There’s a recurring phrase that is uttered throughout this time of year. Not to each other, it’s not a common phrase like “Merry Christmas” or “Happy Holidays” or “Happy New Year” . . . nothing like that. It’s a phrase that I hear a lot . . .and it’s not just me. I know others who lost their spouse and they get it too:
“It must just be so hard this time of year.”
Well . . . sure, it’s kind of hard. But the thing is it’s not as hard as you think.
I know, I know, I’ve written about this before, here and on Good Enough Mother.
Still, I think it’s worth exploring just one more time.
Fall and Christmas are my favorite times of the year, they always have been. I absolutely marvel at the change in the scenery, the firey red leaves and the muted earth tones that nature herself foists upon us as the weather turns colder. The hardest part of the year . . . and it’s no coincidence that the blog started right then . . . was the fall that first year. I love the crisp change in the season and the ability to put on a warm sweater and then find the person you love and just hold them. It’s not sexual, it’s not lascivious, it’s sensual. It’s loving and close and just . . . warm, inside and out. I loved walking and hearing the leaves crunch under our feet. I loved making drinks after and warming up and relaxing and starting a fire and just enjoying the season.

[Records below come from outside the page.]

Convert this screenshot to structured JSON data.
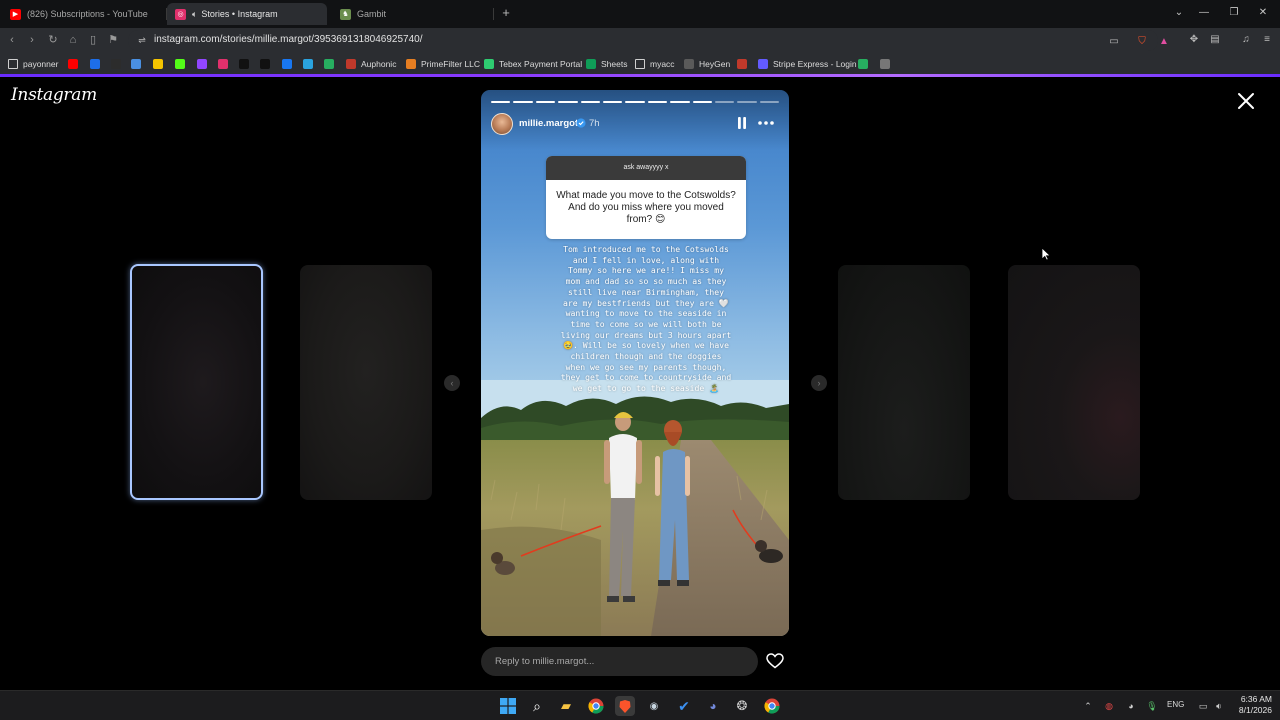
{
  "browser": {
    "tabs": [
      {
        "label": "(826) Subscriptions - YouTube",
        "icon": "youtube-icon",
        "color": "#ff0000",
        "active": false
      },
      {
        "label": "Stories • Instagram",
        "icon": "instagram-icon",
        "color": "#e1306c",
        "active": true
      },
      {
        "label": "Gambit",
        "icon": "gambit-icon",
        "color": "#6b8e4e",
        "active": false
      }
    ],
    "url": "instagram.com/stories/millie.margot/3953691318046925740/",
    "bookmarks": [
      {
        "label": "payonner",
        "icon": "folder-icon"
      },
      {
        "label": "",
        "icon": "youtube-icon",
        "color": "#ff0000"
      },
      {
        "label": "",
        "icon": "plus-icon",
        "color": "#1d6ee8"
      },
      {
        "label": "",
        "icon": "app-icon",
        "color": "#2c2c2c"
      },
      {
        "label": "",
        "icon": "star-icon",
        "color": "#4a90e2"
      },
      {
        "label": "",
        "icon": "bookmark-yellow-icon",
        "color": "#f5c400"
      },
      {
        "label": "",
        "icon": "kick-icon",
        "color": "#53fc18"
      },
      {
        "label": "",
        "icon": "twitch-icon",
        "color": "#9146ff"
      },
      {
        "label": "",
        "icon": "instagram-icon",
        "color": "#e1306c"
      },
      {
        "label": "",
        "icon": "tiktok-icon",
        "color": "#111111"
      },
      {
        "label": "",
        "icon": "x-icon",
        "color": "#111111"
      },
      {
        "label": "",
        "icon": "facebook-icon",
        "color": "#1877f2"
      },
      {
        "label": "",
        "icon": "telegram-icon",
        "color": "#2aa3df"
      },
      {
        "label": "",
        "icon": "green-app-icon",
        "color": "#27ae60"
      },
      {
        "label": "Auphonic",
        "icon": "auphonic-icon",
        "color": "#c0392b"
      },
      {
        "label": "PrimeFilter LLC",
        "icon": "primefilter-icon",
        "color": "#e67e22"
      },
      {
        "label": "Tebex Payment Portal",
        "icon": "tebex-icon",
        "color": "#2ecc71"
      },
      {
        "label": "Sheets",
        "icon": "sheets-icon",
        "color": "#0f9d58"
      },
      {
        "label": "myacc",
        "icon": "folder-icon"
      },
      {
        "label": "HeyGen",
        "icon": "heygen-icon",
        "color": "#5a5a5a"
      },
      {
        "label": "",
        "icon": "red-app-icon",
        "color": "#c0392b"
      },
      {
        "label": "Stripe Express - Login",
        "icon": "stripe-icon",
        "color": "#635bff"
      },
      {
        "label": "",
        "icon": "green-app-icon",
        "color": "#27ae60"
      },
      {
        "label": "",
        "icon": "globe-icon",
        "color": "#777777"
      }
    ]
  },
  "instagram": {
    "logo": "Instagram",
    "story": {
      "username": "millie.margot",
      "time": "7h",
      "segments_total": 13,
      "segments_done": 10,
      "question_header": "ask awayyyy x",
      "question": "What made you move to the Cotswolds? And do you miss where you moved from? 😊",
      "answer_lines": [
        "Tom introduced me to the Cotswolds",
        "and I fell in love, along with",
        "Tommy so here we are!! I miss my",
        "mom and dad so so so much as they",
        "still live near Birmingham, they",
        "are my bestfriends but they are 🤍",
        "wanting to move to the seaside in",
        "time to come so we will both be",
        "living our dreams but 3 hours apart",
        "🥹. Will be so lovely when we have",
        "children though and the doggies",
        "when we go see my parents though,",
        "they get to come to countryside and",
        "we get to go to the seaside 🏝️"
      ],
      "reply_placeholder": "Reply to millie.margot..."
    }
  },
  "taskbar": {
    "language": "ENG",
    "time": "6:36 AM",
    "date": "8/1/2026"
  },
  "colors": {
    "accent_gradient": "#8a3bff",
    "story_sky": "#5b98d6",
    "active_card_border": "#a9c7ff"
  }
}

Christmas was the same. It was stressful, painful, difficult, expensive, and just plain ridiculous. I loved every m
inute of it.
That first Fall and Christmas were really hard for me and I don’t remember much about them. Sure, I remember the presents and how the kids reacted, but the season? Nothing.
But we made it through the cold. It was a hard fought year, not one without its own stresses, but we made it. We’re okay. That’s hard for people to understand or believe, that we could possibly be okay. I get that, it’s hard to imagine what you would do if the circumstances happened to you. I didn’t have to imagine.
Still, last Christmas was great. This one . . . though we don’t have as much money and I couldn’t get us out to visit my folks . . . it’s still great. Why? The kids and I are together and that’s all that matters. We’re stronger together than when we’re apart.
As much as I love this time of year, last year I still woke up every morning having to adjust to the emptiness next to me in the bed. This year I get up and do my routine. That’s not losing her, that’s living with living without her.
It was important to me . . . the kids . . . all the family that we not lose the holidays to our loss. It would be so easy to despair and make it a horrible time of year. Instead, we embraced the holiday. We bought the tree, we listened to Vince Guaraldi’s Christmas record, and we didn’t let little things get to us.
Tonight I made two pies, tarts and cookies. We have the stuff for Christmas meal. We have the stuff we need for the holiday. I’m not sad, I’m excited. The routines that could have killed us I embrace and enjoy.
So tomorrow night . . . well, tonight, since it’s now after Midnight as I write this, I’ll prepare for the big guy in the red suit to get credit for being the Christmas hero. I’ll do what I’ve done every Christmas Eve since we lived in Texas . . . I’ll turn on one of my favorite movies – The Apartment with Jack Lemmon, and ready the house for Santa’s presents. I’ll take a moment to realize my own Miss Kubelik isn’t here but still love every minute of the exhaustion that the season brings with it. Sure, I’ll have twinges and memories. That wound inside will always have moments that hurt. Sights, smells, songs, even routines and traditions will bring that. But it’s about remembering and honoring as much as it is moving forward. The kids and I deserve to have great, happy, Merry Christmases.
It’s not about loss, you see. It’s about life.